Only one part of the New Testament supports the idea that the Church's purpose is to make missionary disciples: the early chapters of Acts, where clusters of new believers are indeed called disciples. Even here, the word "disciple" does not stick; later chapters refer to "followers of the Way" (first called Christians in Antioch). In the Synoptic Gospels and John, the word nearly always refers to The Twelve: those particular individuals to whom the Lord initially entrusted his message.

There's little about disciples in the rest of the New Testament; certainly not in Paul's letters, in spite of his missionary passion. Scripture might therefore suggest that discipleship is not the best description of normative Christian life. Life in the Spirit or life in Christ are obvious alternatives, bridging the Fourth Gospel and the Pauline letters, both of which are concerned with the Church's life in present time rather than with the earthly history of Jesus (where the language of discipleship really belongs).

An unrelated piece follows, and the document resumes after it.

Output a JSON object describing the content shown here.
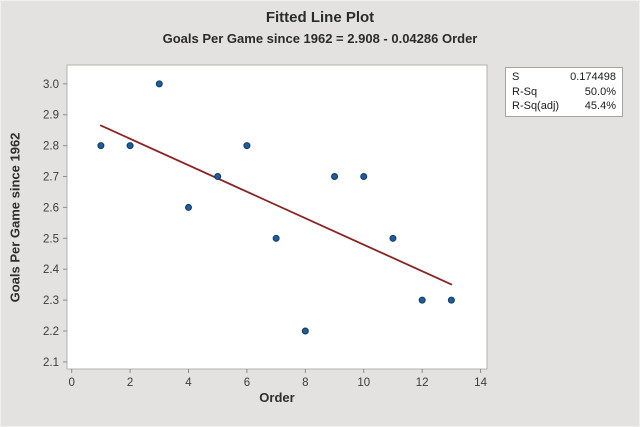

Discipleship as a convenient term to ramp up the commitment of the laity sounds alien to Anglican instincts, and it is. But then there is little in the Synod papers which reflects faith in Anglicanism as a living tradition, with norms and perspectives that are organic, rather than organisational; rooted in history, yet flexible to context; liturgically grounded, but pastoral in effect. That is the problem; and I hope Synod members are gearing up for creative revolt.

The Revd Angela Tilby is Diocesan Canon of Christ Church, Oxford, and Continuing Ministerial Development Adviser for the diocese of Oxford.